E juntos caminham à plataforma de trem, onde o resto do grupo se une. – Hoje o samba vai comer!

A animação geral não contamina Laércio, que geme bem baixinho, assim como quem tem algum dodói.

– Que bicho o mordeu? – Pergunta o Souza.

– Você não sabe? Não é que a Malvina o abandonou logo depois de perder o emprego! – Indignou-se o Penteado.

– Laércio, eu não sabia… – Desculpou-se o Souza.

– O homem era feliz enquanto Deus assim quis, mas depois pegou Adão, tirou a costela e fez a mulher. – Filosofou o abandonado Laércio.

– Não se escracha, mulher, patrão e cachaça em qualquer canto se acha.

– “Contra filosofou” Valdir.

Por falar em cana, resolveram aquecer-se com o ambulante que passava. Cada qual tomou a sua, naquela fria manhã paulistana.

-Deus dá o frio conforme o cobertor. -Disse alguém, antes do último gole.

No canteiro de obras o trabalho duro só foi interrompido pela sirene que batia às onze horas.

-Vamo s’imbora, João.

-Que é que você trouxe?

-Truxe ovo frito.

-É, pobre quando come galinha, ou ele tá doente, ou a galinha…

E aqueles homens famélicos comeram mudos, de suas marmitas requentadas, as sobras de um jantar que mal dava para a família.

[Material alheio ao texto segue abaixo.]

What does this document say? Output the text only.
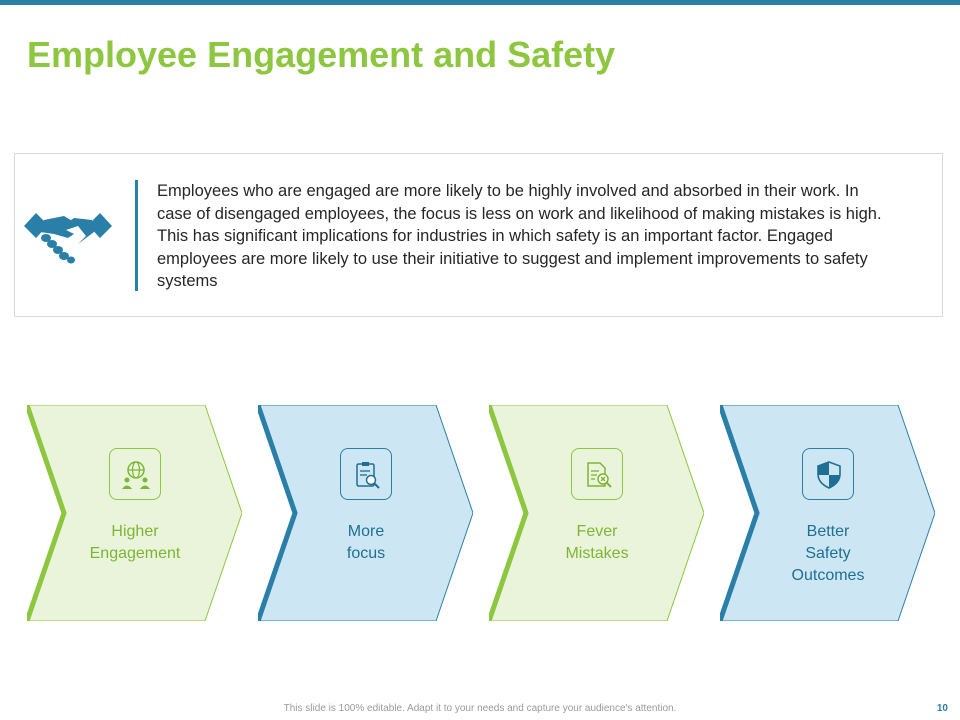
Employee Engagement and Safety

Employees who are engaged are more likely to be highly involved and absorbed in their work. In case of disengaged employees, the focus is less on work and likelihood of making mistakes is high. This has significant implications for industries in which safety is an important factor. Engaged employees are more likely to use their initiative to suggest and implement improvements to safety systems

Higher Engagement

More focus

Fever Mistakes

Better Safety Outcomes

This slide is 100% editable. Adapt it to your needs and capture your audience's attention.	10
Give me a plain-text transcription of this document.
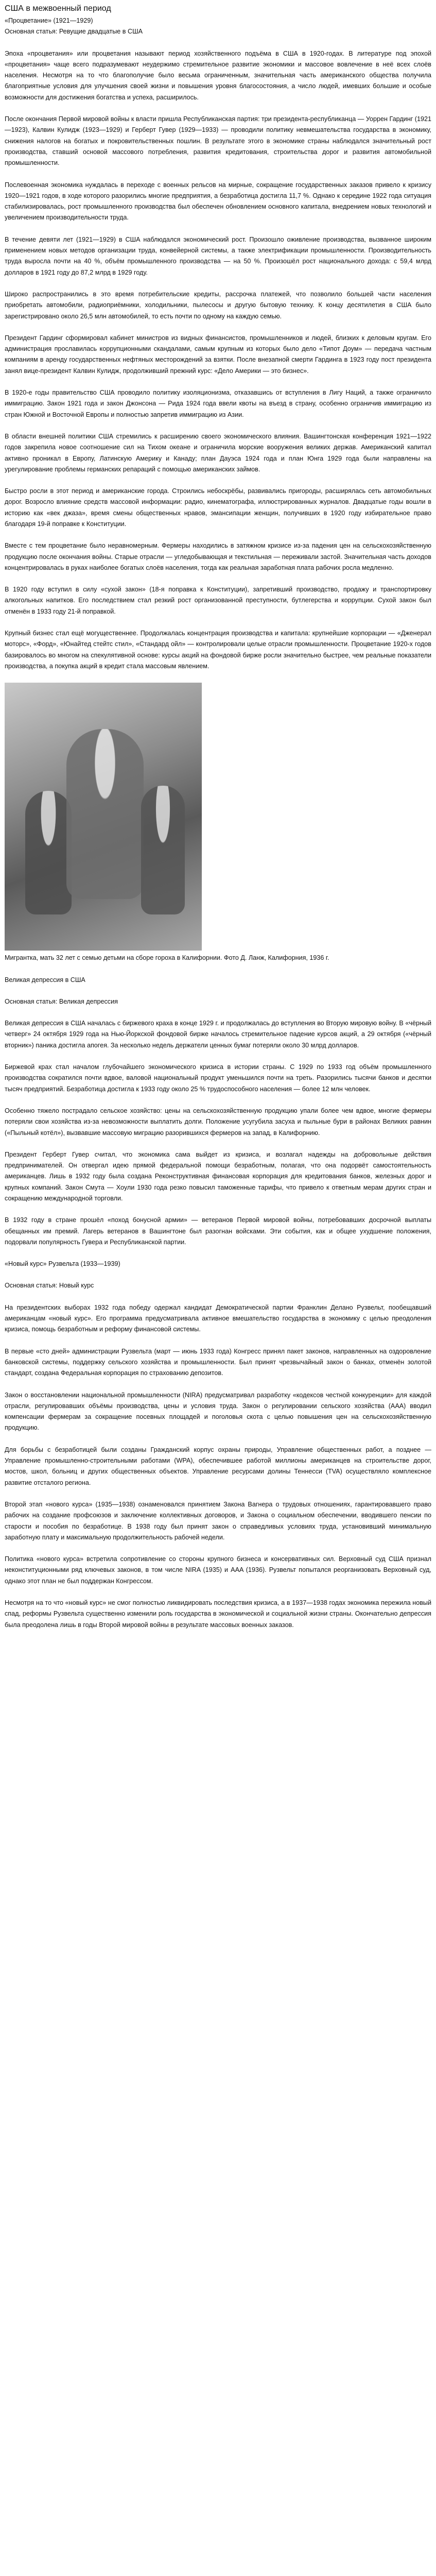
США в межвоенный период

«Процветание» (1921—1929)

Основная статья: Ревущие двадцатые в США

Эпоха «процветания» или процветания называют период хозяйственного подъёма в США в 1920-годах. В литературе под эпохой «процветания» чаще всего подразумевают неудержимо стремительное развитие экономики и массовое вовлечение в неё всех слоёв населения. Несмотря на то что благополучие было весьма ограниченным, значительная часть американского общества получила благоприятные условия для улучшения своей жизни и повышения уровня благосостояния, а число людей, имевших большие и особые возможности для достижения богатства и успеха, расширилось.

После окончания Первой мировой войны к власти пришла Республиканская партия: три президента-республиканца — Уоррен Гардинг (1921—1923), Калвин Кулидж (1923—1929) и Герберт Гувер (1929—1933) — проводили политику невмешательства государства в экономику, снижения налогов на богатых и покровительственных пошлин. В результате этого в экономике страны наблюдался значительный рост производства, ставший основой массового потребления, развития кредитования, строительства дорог и развития автомобильной промышленности.

Послевоенная экономика нуждалась в переходе с военных рельсов на мирные, сокращение государственных заказов привело к кризису 1920—1921 годов, в ходе которого разорились многие предприятия, а безработица достигла 11,7 %. Однако к середине 1922 года ситуация стабилизировалась, рост промышленного производства был обеспечен обновлением основного капитала, внедрением новых технологий и увеличением производительности труда.

В течение девяти лет (1921—1929) в США наблюдался экономический рост. Произошло оживление производства, вызванное широким применением новых методов организации труда, конвейерной системы, а также электрификации промышленности. Производительность труда выросла почти на 40 %, объём промышленного производства — на 50 %. Произошёл рост национального дохода: с 59,4 млрд долларов в 1921 году до 87,2 млрд в 1929 году.

Широко распространились в это время потребительские кредиты, рассрочка платежей, что позволило большей части населения приобретать автомобили, радиоприёмники, холодильники, пылесосы и другую бытовую технику. К концу десятилетия в США было зарегистрировано около 26,5 млн автомобилей, то есть почти по одному на каждую семью.

Президент Гардинг сформировал кабинет министров из видных финансистов, промышленников и людей, близких к деловым кругам. Его администрация прославилась коррупционными скандалами, самым крупным из которых было дело «Типот Доум» — передача частным компаниям в аренду государственных нефтяных месторождений за взятки. После внезапной смерти Гардинга в 1923 году пост президента занял вице-президент Калвин Кулидж, продолживший прежний курс: «Дело Америки — это бизнес».

В 1920-е годы правительство США проводило политику изоляционизма, отказавшись от вступления в Лигу Наций, а также ограничило иммиграцию. Закон 1921 года и закон Джонсона — Рида 1924 года ввели квоты на въезд в страну, особенно ограничив иммиграцию из стран Южной и Восточной Европы и полностью запретив иммиграцию из Азии.

В области внешней политики США стремились к расширению своего экономического влияния. Вашингтонская конференция 1921—1922 годов закрепила новое соотношение сил на Тихом океане и ограничила морские вооружения великих держав. Американский капитал активно проникал в Европу, Латинскую Америку и Канаду; план Дауэса 1924 года и план Юнга 1929 года были направлены на урегулирование проблемы германских репараций с помощью американских займов.

Быстро росли в этот период и американские города. Строились небоскрёбы, развивались пригороды, расширялась сеть автомобильных дорог. Возросло влияние средств массовой информации: радио, кинематографа, иллюстрированных журналов. Двадцатые годы вошли в историю как «век джаза», время смены общественных нравов, эмансипации женщин, получивших в 1920 году избирательное право благодаря 19-й поправке к Конституции.

Вместе с тем процветание было неравномерным. Фермеры находились в затяжном кризисе из-за падения цен на сельскохозяйственную продукцию после окончания войны. Старые отрасли — угледобывающая и текстильная — переживали застой. Значительная часть доходов концентрировалась в руках наиболее богатых слоёв населения, тогда как реальная заработная плата рабочих росла медленно.

В 1920 году вступил в силу «сухой закон» (18-я поправка к Конституции), запретивший производство, продажу и транспортировку алкогольных напитков. Его последствием стал резкий рост организованной преступности, бутлегерства и коррупции. Сухой закон был отменён в 1933 году 21-й поправкой.

Крупный бизнес стал ещё могущественнее. Продолжалась концентрация производства и капитала: крупнейшие корпорации — «Дженерал моторс», «Форд», «Юнайтед стейтс стил», «Стандард ойл» — контролировали целые отрасли промышленности. Процветание 1920-х годов базировалось во многом на спекулятивной основе: курсы акций на фондовой бирже росли значительно быстрее, чем реальные показатели производства, а покупка акций в кредит стала массовым явлением.

Мигрантка, мать 32 лет с семью детьми на сборе гороха в Калифорнии. Фото Д. Ланж, Калифорния, 1936 г.

Великая депрессия в США

Основная статья: Великая депрессия

Великая депрессия в США началась с биржевого краха в конце 1929 г. и продолжалась до вступления во Вторую мировую войну. В «чёрный четверг» 24 октября 1929 года на Нью-Йоркской фондовой бирже началось стремительное падение курсов акций, а 29 октября («чёрный вторник») паника достигла апогея. За несколько недель держатели ценных бумаг потеряли около 30 млрд долларов.

Биржевой крах стал началом глубочайшего экономического кризиса в истории страны. С 1929 по 1933 год объём промышленного производства сократился почти вдвое, валовой национальный продукт уменьшился почти на треть. Разорились тысячи банков и десятки тысяч предприятий. Безработица достигла к 1933 году около 25 % трудоспособного населения — более 12 млн человек.

Особенно тяжело пострадало сельское хозяйство: цены на сельскохозяйственную продукцию упали более чем вдвое, многие фермеры потеряли свои хозяйства из-за невозможности выплатить долги. Положение усугубила засуха и пыльные бури в районах Великих равнин («Пыльный котёл»), вызвавшие массовую миграцию разорившихся фермеров на запад, в Калифорнию.

Президент Герберт Гувер считал, что экономика сама выйдет из кризиса, и возлагал надежды на добровольные действия предпринимателей. Он отвергал идею прямой федеральной помощи безработным, полагая, что она подорвёт самостоятельность американцев. Лишь в 1932 году была создана Реконструктивная финансовая корпорация для кредитования банков, железных дорог и крупных компаний. Закон Смута — Хоули 1930 года резко повысил таможенные тарифы, что привело к ответным мерам других стран и сокращению международной торговли.

В 1932 году в стране прошёл «поход бонусной армии» — ветеранов Первой мировой войны, потребовавших досрочной выплаты обещанных им премий. Лагерь ветеранов в Вашингтоне был разогнан войсками. Эти события, как и общее ухудшение положения, подорвали популярность Гувера и Республиканской партии.

«Новый курс» Рузвельта (1933—1939)

Основная статья: Новый курс

На президентских выборах 1932 года победу одержал кандидат Демократической партии Франклин Делано Рузвельт, пообещавший американцам «новый курс». Его программа предусматривала активное вмешательство государства в экономику с целью преодоления кризиса, помощь безработным и реформу финансовой системы.

В первые «сто дней» администрации Рузвельта (март — июнь 1933 года) Конгресс принял пакет законов, направленных на оздоровление банковской системы, поддержку сельского хозяйства и промышленности. Был принят чрезвычайный закон о банках, отменён золотой стандарт, создана Федеральная корпорация по страхованию депозитов.

Закон о восстановлении национальной промышленности (NIRA) предусматривал разработку «кодексов честной конкуренции» для каждой отрасли, регулировавших объёмы производства, цены и условия труда. Закон о регулировании сельского хозяйства (AAA) вводил компенсации фермерам за сокращение посевных площадей и поголовья скота с целью повышения цен на сельскохозяйственную продукцию.

Для борьбы с безработицей были созданы Гражданский корпус охраны природы, Управление общественных работ, а позднее — Управление промышленно-строительными работами (WPA), обеспечившее работой миллионы американцев на строительстве дорог, мостов, школ, больниц и других общественных объектов. Управление ресурсами долины Теннесси (TVA) осуществляло комплексное развитие отсталого региона.

Второй этап «нового курса» (1935—1938) ознаменовался принятием Закона Вагнера о трудовых отношениях, гарантировавшего право рабочих на создание профсоюзов и заключение коллективных договоров, и Закона о социальном обеспечении, вводившего пенсии по старости и пособия по безработице. В 1938 году был принят закон о справедливых условиях труда, установивший минимальную заработную плату и максимальную продолжительность рабочей недели.

Политика «нового курса» встретила сопротивление со стороны крупного бизнеса и консервативных сил. Верховный суд США признал неконституционными ряд ключевых законов, в том числе NIRA (1935) и AAA (1936). Рузвельт попытался реорганизовать Верховный суд, однако этот план не был поддержан Конгрессом.

Несмотря на то что «новый курс» не смог полностью ликвидировать последствия кризиса, а в 1937—1938 годах экономика пережила новый спад, реформы Рузвельта существенно изменили роль государства в экономической и социальной жизни страны. Окончательно депрессия была преодолена лишь в годы Второй мировой войны в результате массовых военных заказов.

Rubinato, que já trabalhara como carregador, pintor, tecelão, faxineiro, pedreiro, mascate e garçom, sonhava agora em ser artista. Sua verdadeira vocação, segundo ele mesmo. A confiança era tanta que não deixava de participar, todo sábado, do programa de calouros da rádio. Mesmo após sucessivas gongadas.

Foi ele quem rompeu o silêncio.

-Desta vez eu emplaco, vou de “Filosofia”. Noel Rosa para dar sorte.

-Olha Rubinato, esse negócio de samba não veste camisa a ninguém, não. Se ao menos nóis fosse carioca, mas samba paulista!

-Paulista e italiano, vê lá se isso dá samba? Isso é coisa pra crioulo.

-O último samba do Nicola acabou naquela pancadaria. Voava pizza pra tudo quanto era lado, os mais pior foi parar nas Crínicas.

-E olhe que não fumo lá pra brigar, fumo lá pra comer.

Achincalharam os amigos.

-Podem rir, podem rir. Vão falando disso e daquilo, coisas que vocês num sabem nada…

-Não se zange, Rubinato. Eles tão é fazendo troça, vamos provar pra eles. Hoje o samba come solto lá no Brás – socorreu o Souza.

A sirene soou novamente, hora de voltar ao trabalho.

No fim do dia o grupo volta a se reunir na estação Barra Funda. O trem os leva ao Brás mas, chegando lá não encontram ninguém.

-Eu não acredito, ele não podia fazer isso.

-Dá próxima vez nóis não vai mais.

-Podis crê, nóis não semos tatu.

-Carma, turma. Vamo esperá um pouco mais. Vai que o homem já vem vortando?

-Não posso ficar nem mais um minuto, se eu perder o trem que sai agora às 11 horas, só amanha de manhã.

Desistiram. No dia seguinte, encontraram o dono da casa onde deveria ter acontecido o samba.

-Arnesto, isso é coisa que se faça?

-Nóis fumo e num encontremo ninguém.

-Vortemo com uma bruta duma raiva.

-Podia ao menos ter ponhado um bilhete na porta.

-Só se fosse assinando em X, porque eu não sei escrevê.

– Cais, cais, cais, cais – riram todos.

E o animado grupo de briguentos acabou puxando um samba ali mesmo, no bar mais próximo, até alta madrugada.